In the first few chapters of The Great Gatsby by F. Scott Fitzgerald, what is the most important mood and what techniques have been used to create...

Described as the atmosphere of a piece of writing, the mood of a literary work has to do with the emotions a literary piece arouses in a reader.

In the first three chapters of The Great Gatsby, there is a dark mood because of ambiguity, superficiality, greed, and moral decadence. There is also in Fitzgerald's writing evidence of his gift for evocation as he brings to life the Jazz Age, its restlessness, and its insatiable appetite for materialism and pleasure.

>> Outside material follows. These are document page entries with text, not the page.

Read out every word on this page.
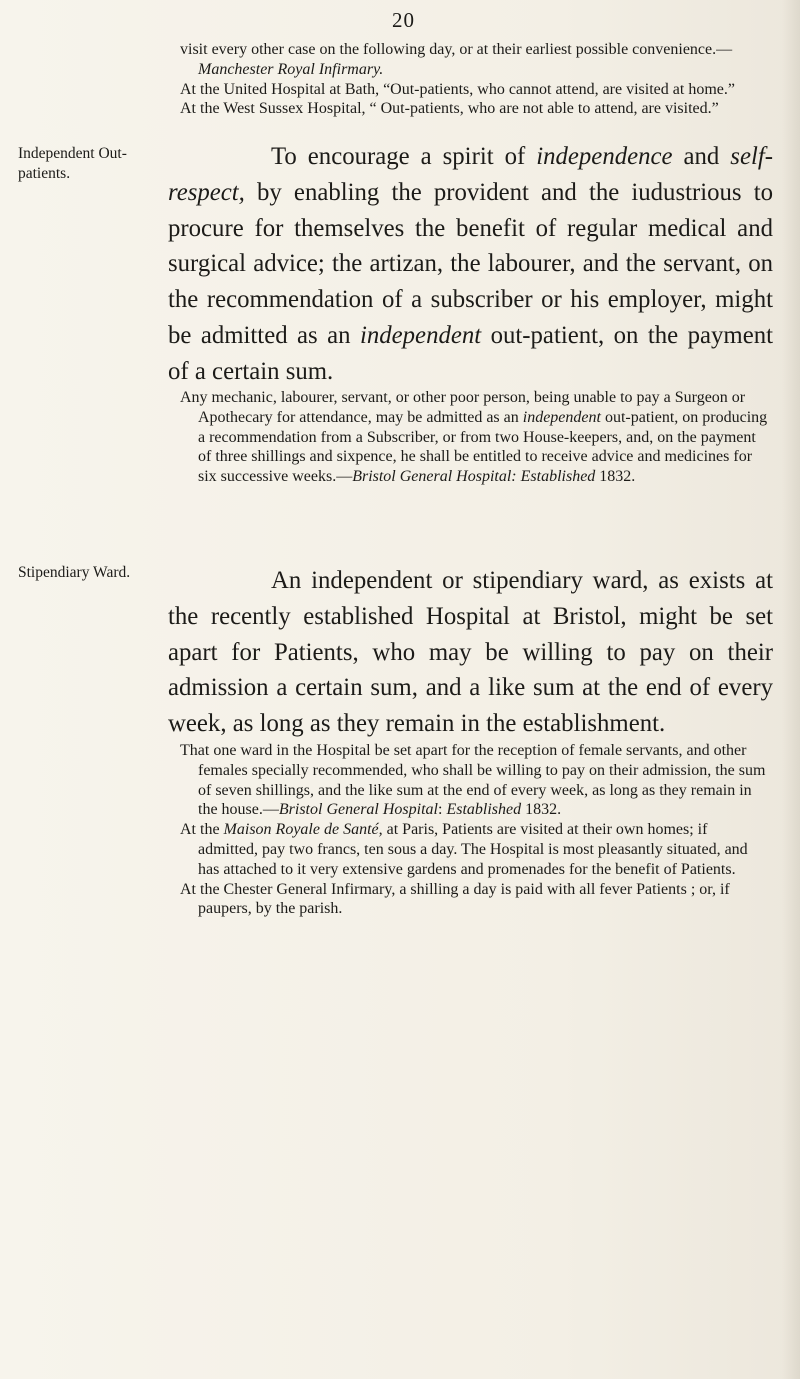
20

visit every other case on the following day, or at their earliest possible convenience.—Manchester Royal Infirmary.

At the United Hospital at Bath, “Out-patients, who cannot attend, are visited at home.”

At the West Sussex Hospital, “ Out-patients, who are not able to attend, are visited.”

Independent Out-patients.

To encourage a spirit of independence and self-respect, by enabling the provident and the iudustrious to procure for themselves the benefit of regular medical and surgical advice; the artizan, the labourer, and the servant, on the recommendation of a subscriber or his employer, might be admitted as an independent out-patient, on the payment of a certain sum.

Any mechanic, labourer, servant, or other poor person, being unable to pay a Surgeon or Apothecary for attendance, may be admitted as an independent out-patient, on producing a recommendation from a Subscriber, or from two House-keepers, and, on the payment of three shillings and sixpence, he shall be entitled to receive advice and medicines for six successive weeks.—Bristol General Hospital: Established 1832.

Stipendiary Ward.	An independent or stipendiary ward, as exists at the recently established Hospital at Bristol, might be set apart for Patients, who may be willing to pay on their admission a certain sum, and a like sum at the end of every week, as long as they remain in the establishment.

That one ward in the Hospital be set apart for the reception of female servants, and other females specially recommended, who shall be willing to pay on their admission, the sum of seven shillings, and the like sum at the end of every week, as long as they remain in the house.—Bristol General Hospital: Established 1832.

At the Maison Royale de Santé, at Paris, Patients are visited at their own homes; if admitted, pay two francs, ten sous a day. The Hospital is most pleasantly situated, and has attached to it very extensive gardens and promenades for the benefit of Patients.

At the Chester General Infirmary, a shilling a day is paid with all fever Patients ; or, if paupers, by the parish.
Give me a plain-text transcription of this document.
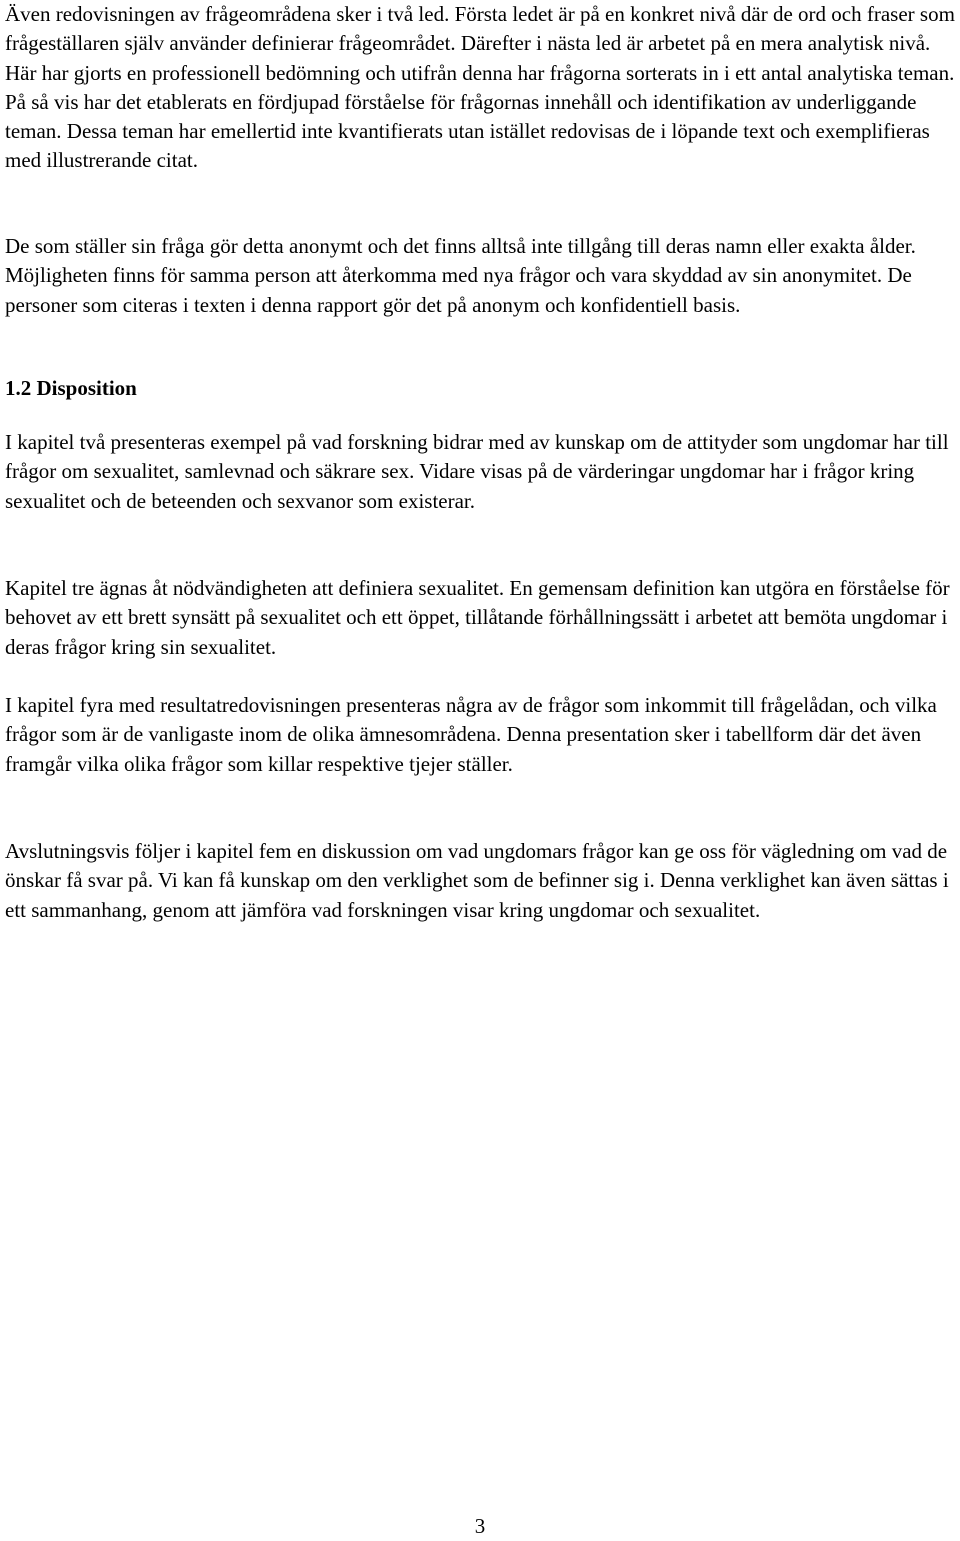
Även redovisningen av frågeområdena sker i två led. Första ledet är på en konkret nivå där de ord och fraser som frågeställaren själv använder definierar frågeområdet. Därefter i nästa led är arbetet på en mera analytisk nivå. Här har gjorts en professionell bedömning och utifrån denna har frågorna sorterats in i ett antal analytiska teman. På så vis har det etablerats en fördjupad förståelse för frågornas innehåll och identifikation av underliggande teman. Dessa teman har emellertid inte kvantifierats utan istället redovisas de i löpande text och exemplifieras med illustrerande citat.

De som ställer sin fråga gör detta anonymt och det finns alltså inte tillgång till deras namn eller exakta ålder. Möjligheten finns för samma person att återkomma med nya frågor och vara skyddad av sin anonymitet. De personer som citeras i texten i denna rapport gör det på anonym och konfidentiell basis.

1.2 Disposition

I kapitel två presenteras exempel på vad forskning bidrar med av kunskap om de attityder som ungdomar har till frågor om sexualitet, samlevnad och säkrare sex. Vidare visas på de värderingar ungdomar har i frågor kring sexualitet och de beteenden och sexvanor som existerar.

Kapitel tre ägnas åt nödvändigheten att definiera sexualitet. En gemensam definition kan utgöra en förståelse för behovet av ett brett synsätt på sexualitet och ett öppet, tillåtande förhållningssätt i arbetet att bemöta ungdomar i deras frågor kring sin sexualitet.

I kapitel fyra med resultatredovisningen presenteras några av de frågor som inkommit till frågelådan, och vilka frågor som är de vanligaste inom de olika ämnesområdena. Denna presentation sker i tabellform där det även framgår vilka olika frågor som killar respektive tjejer ställer.

Avslutningsvis följer i kapitel fem en diskussion om vad ungdomars frågor kan ge oss för vägledning om vad de önskar få svar på. Vi kan få kunskap om den verklighet som de befinner sig i. Denna verklighet kan även sättas i ett sammanhang, genom att jämföra vad forskningen visar kring ungdomar och sexualitet.

3
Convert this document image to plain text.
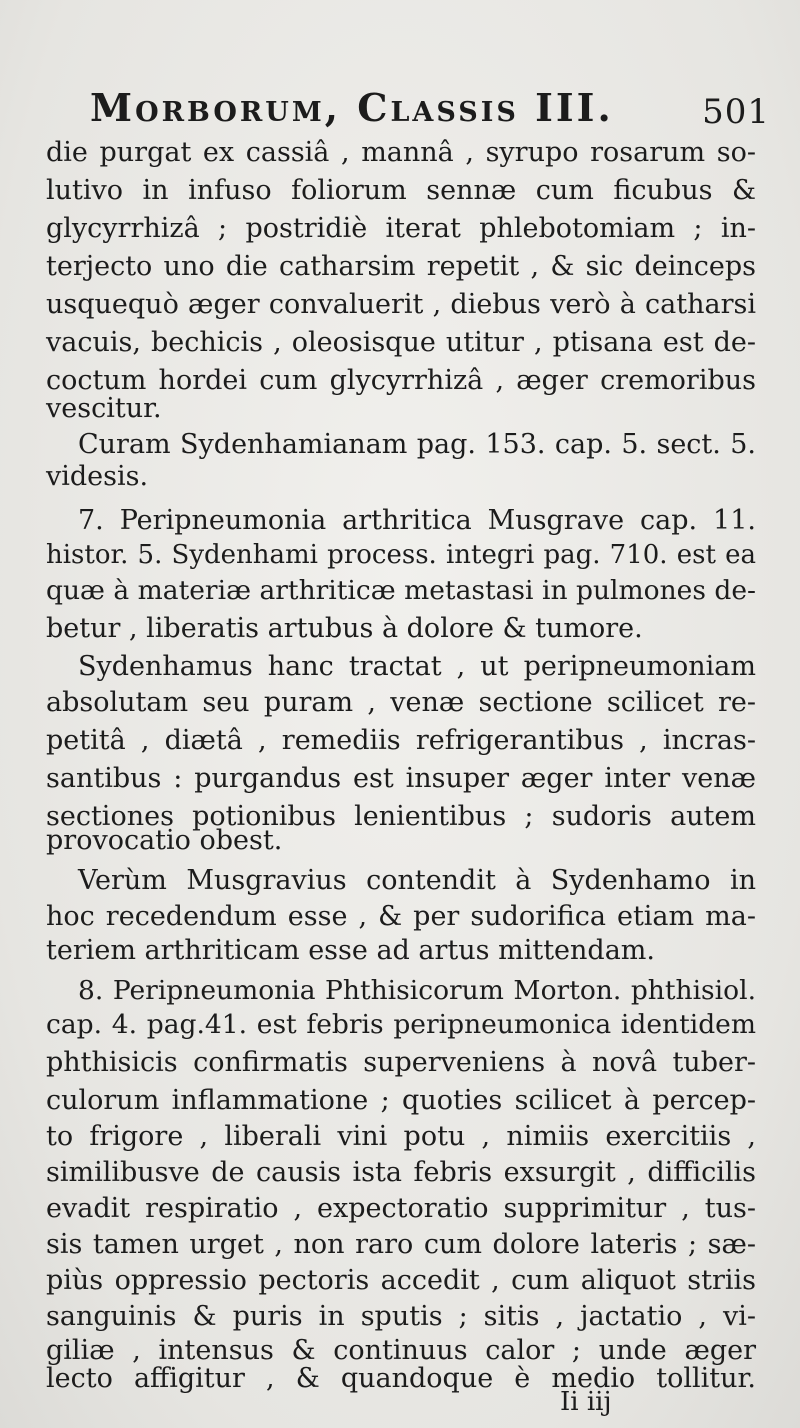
Morborum, Classis III.	501
die purgat ex cassiâ , mannâ , syrupo rosarum so-
lutivo in infuso foliorum sennæ cum ficubus &
glycyrrhizâ ; postridiè iterat phlebotomiam ; in-
terjecto uno die catharsim repetit , & sic deinceps
usquequò æger convaluerit , diebus verò à catharsi
vacuis, bechicis , oleosisque utitur , ptisana est de-
coctum hordei cum glycyrrhizâ , æger cremoribus
vescitur.
Curam Sydenhamianam pag. 153. cap. 5. sect. 5.
videsis.
7. Peripneumonia arthritica Musgrave cap. 11.
histor. 5. Sydenhami process. integri pag. 710. est ea
quæ à materiæ arthriticæ metastasi in pulmones de-
betur , liberatis artubus à dolore & tumore.
Sydenhamus hanc tractat , ut peripneumoniam
absolutam seu puram , venæ sectione scilicet re-
petitâ , diætâ , remediis refrigerantibus , incras-
santibus : purgandus est insuper æger inter venæ
sectiones potionibus lenientibus ; sudoris autem
provocatio obest.
Verùm Musgravius contendit à Sydenhamo in
hoc recedendum esse , & per sudorifica etiam ma-
teriem arthriticam esse ad artus mittendam.
8. Peripneumonia Phthisicorum Morton. phthisiol.
cap. 4. pag.41. est febris peripneumonica identidem
phthisicis confirmatis superveniens à novâ tuber-
culorum inflammatione ; quoties scilicet à percep-
to frigore , liberali vini potu , nimiis exercitiis ,
similibusve de causis ista febris exsurgit , difficilis
evadit respiratio , expectoratio supprimitur , tus-
sis tamen urget , non raro cum dolore lateris ; sæ-
piùs oppressio pectoris accedit , cum aliquot striis
sanguinis & puris in sputis ; sitis , jactatio , vi-
giliæ , intensus & continuus calor ; unde æger
lecto affigitur , & quandoque è medio tollitur.
Ii iij
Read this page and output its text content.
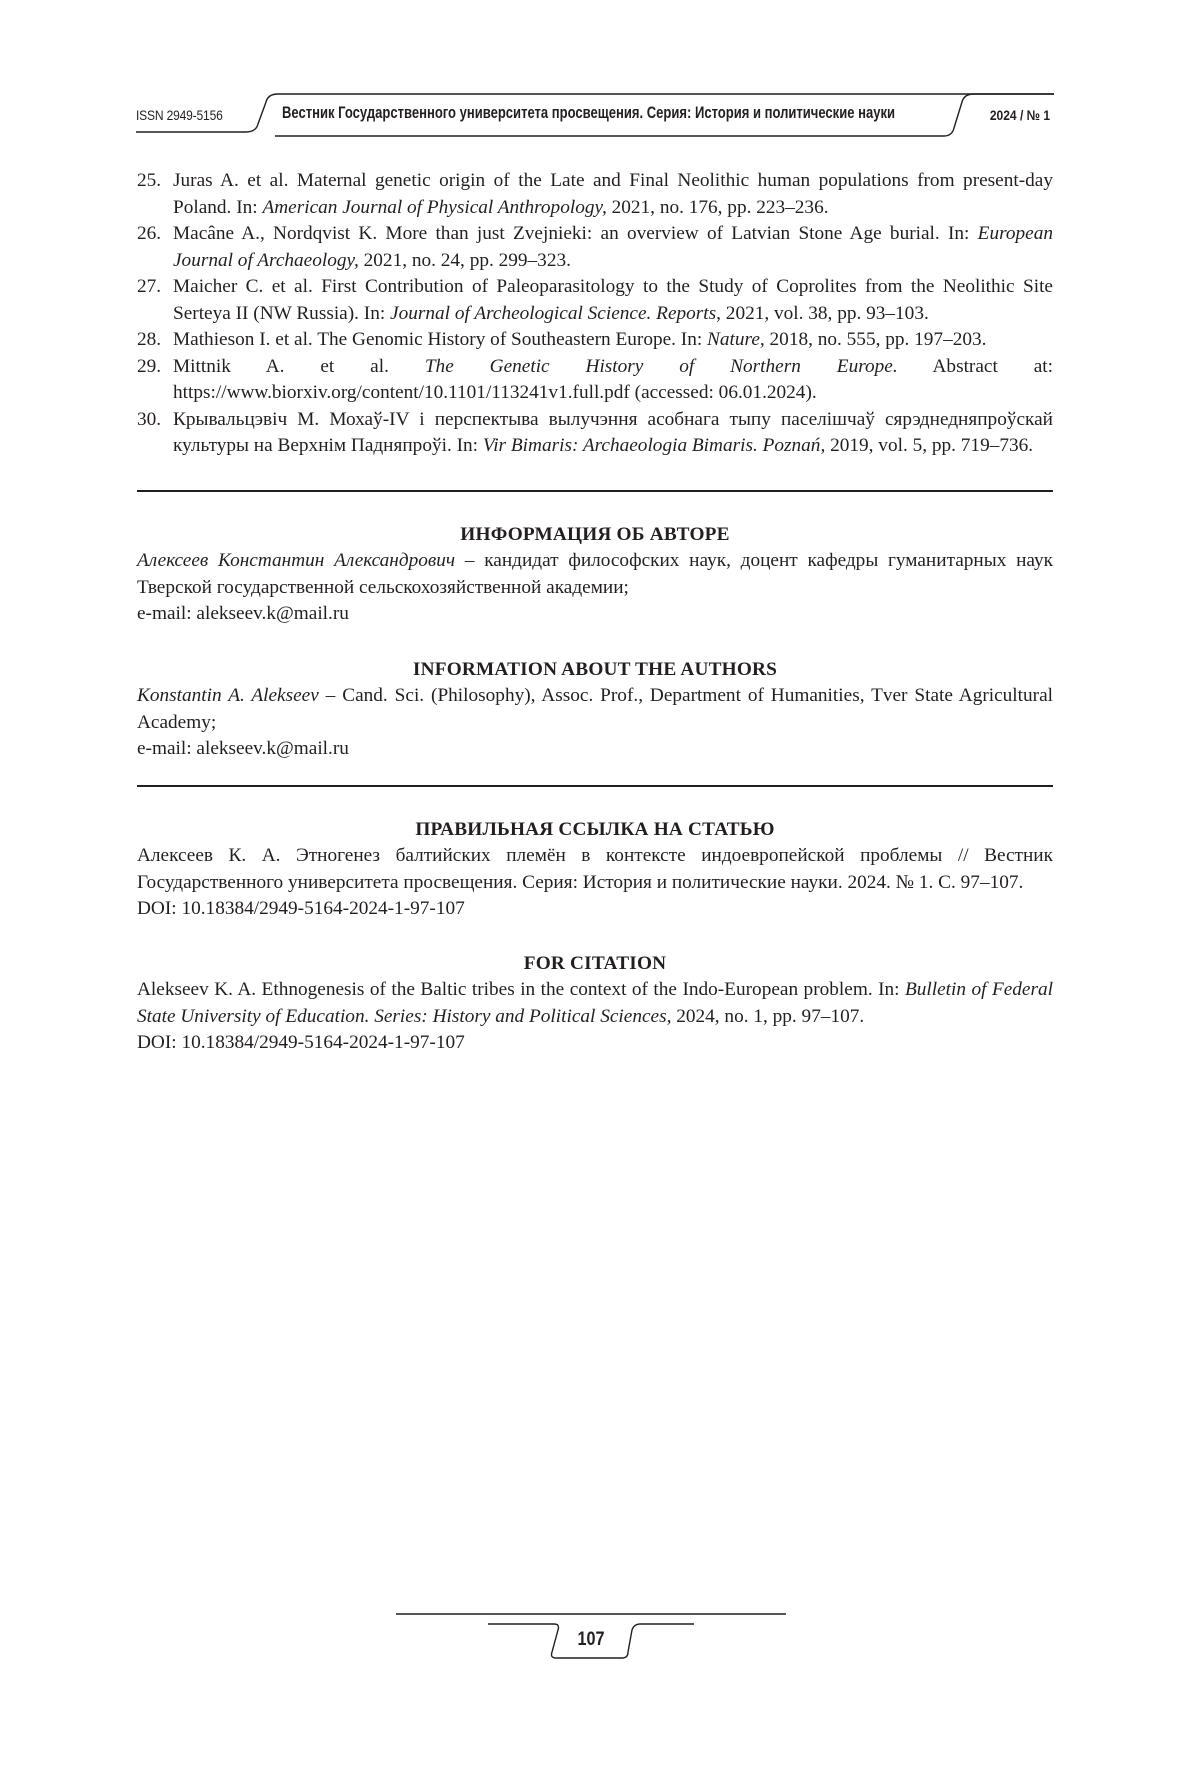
ISSN 2949-5156	Вестник Государственного университета просвещения. Серия: История и политические науки	2024 / № 1
25. Juras A. et al. Maternal genetic origin of the Late and Final Neolithic human populations from present-day Poland. In: American Journal of Physical Anthropology, 2021, no. 176, pp. 223–236.
26. Macâne A., Nordqvist K. More than just Zvejnieki: an overview of Latvian Stone Age burial. In: European Journal of Archaeology, 2021, no. 24, pp. 299–323.
27. Maicher C. et al. First Contribution of Paleoparasitology to the Study of Coprolites from the Neolithic Site Serteya II (NW Russia). In: Journal of Archeological Science. Reports, 2021, vol. 38, pp. 93–103.
28. Mathieson I. et al. The Genomic History of Southeastern Europe. In: Nature, 2018, no. 555, pp. 197–203.
29. Mittnik A. et al. The Genetic History of Northern Europe. Abstract at: https://www.biorxiv.org/content/10.1101/113241v1.full.pdf (accessed: 06.01.2024).
30. Крывальцэвіч М. Мохаў-IV і перспектыва вылучэння асобнага тыпу паселішчаў сярэднедняпроўскай культуры на Верхнім Падняпроўі. In: Vir Bimaris: Archaeologia Bimaris. Poznań, 2019, vol. 5, pp. 719–736.
ИНФОРМАЦИЯ ОБ АВТОРЕ
Алексеев Константин Александрович – кандидат философских наук, доцент кафедры гуманитарных наук Тверской государственной сельскохозяйственной академии;
e-mail: alekseev.k@mail.ru
INFORMATION ABOUT THE AUTHORS
Konstantin A. Alekseev – Cand. Sci. (Philosophy), Assoc. Prof., Department of Humanities, Tver State Agricultural Academy;
e-mail: alekseev.k@mail.ru
ПРАВИЛЬНАЯ ССЫЛКА НА СТАТЬЮ
Алексеев К. А. Этногенез балтийских племён в контексте индоевропейской проблемы // Вестник Государственного университета просвещения. Серия: История и политические науки. 2024. № 1. С. 97–107.
DOI: 10.18384/2949-5164-2024-1-97-107
FOR CITATION
Alekseev K. A. Ethnogenesis of the Baltic tribes in the context of the Indo-European problem. In: Bulletin of Federal State University of Education. Series: History and Political Sciences, 2024, no. 1, pp. 97–107.
DOI: 10.18384/2949-5164-2024-1-97-107
107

The first three chapters reflect this restlessness, "the foul dust" of materialism, and the superficiality and decadence of the twenties. In chapter one during Nick Carraway's visit to "two old friends whom [he] scarcely knew at all," there is a mood of superficiality. This superficiality is conveyed by Nick's comment about his "two old friends" that he does not know, along with his description of the Buchanan's Georgian Colonial mansion. Tom Buchanan stands on the front porch wearing a riding habit, as though he were the owner of a large plantation. "I've got a nice place here," he says, his eyes flashing about restlessly. Later, Nick observes, "He had changed since his New Haven years." Nick then points to Tom's "fractiousness" and "touch of paternal contempt...even toward people he liked."


Inside the mansion, Daisy Buchanan and Jordan Baker exhibit a certain superficiality and jaded quality. Nick observes,



Sometimes she and Miss Baker talked at once, unobtrusively and with a bantering inconsequence that was never quite chatter, that was as cool as their white dresses and their impersonal eyes in the absence of all desire. 



When Nick looks at Miss Baker's "glowing face" he is "compelled forward breathlessly." However, as he listens to her, the glow soon fades, thus conveying her shallowness:



...deserting her with lingering regret like children leaving a pleasant street at dusk.



In chapter two, the mood of decadence is conveyed by the "grey land and spasms of bleak dust" covering the dumping ground for industrial and material waste. Also, Tom Buchanan takes Nick with him as he picks up his mistress, Myrtle Wilson. Again, Buchanan demonstrates his superficiality and insincerity when he speaks to George Wilson, Myrtle's husband, about buying an automobile from him. At the same time, he is having an affair with the man's wife. Then, too, Myrtle is herself superficial as she acts as though she is among the upper class while with guests at the hotel room in New York City. For instance, she changes into an elaborate dress, and her voice assumes "an impressive hauteur" as she converses with the others.


In chapter three, the mood of decadence continues with yellow imagery which conveys luxury, hedonism, and falsity. Simply so he can showcase his wealth, Gatsby stages parties to which strangers simply arrive. Almost no one is actually invited, suggesting the superficiality of the affair. Also, there is an excessiveness that connotes decadence and immorality:



At least once a fortnight a corps of caterers came down with several hundred feet of canvas and enough colored lights to make a Chrismas tree of Gatsby's enormous garden.



Tables of food abound and there are meats and platters of fowl of all kinds. A five piece orchestra arrives, and there are "enthusiastic meetings of women who do not even know each other's names." One of the few invited guests, Nick, hears strange people talking. He observes,



I was sure that they were all selling something: bonds or insurance or automobiles. They were, at least, agonizingly aware of the easy money in the vicinity and convinced that it was theirs for a few words in the right key. 



Married men flirt with young single women who wander about the premises. Nick overhears one say, "I never care what I do, so I always have a good time." Amid all this shallow talk, there are "vacuous bursts of laughter."


Other guests whisper rumors about their host, Mr. Gatsby. Nick observes,



It was testimony to the romantic speculation he inspired that there were whispers about him from those who had found little that it was necessary to whisper about in this world.



Lacking Gatsby's romantic vision, Nick sees life in the East Egg as petty, ambiguous, superficial, and amoral. The first three chapters of Fitzgerald's narrative aptly depicts the superficiality of people and their decadent, immoral behavior.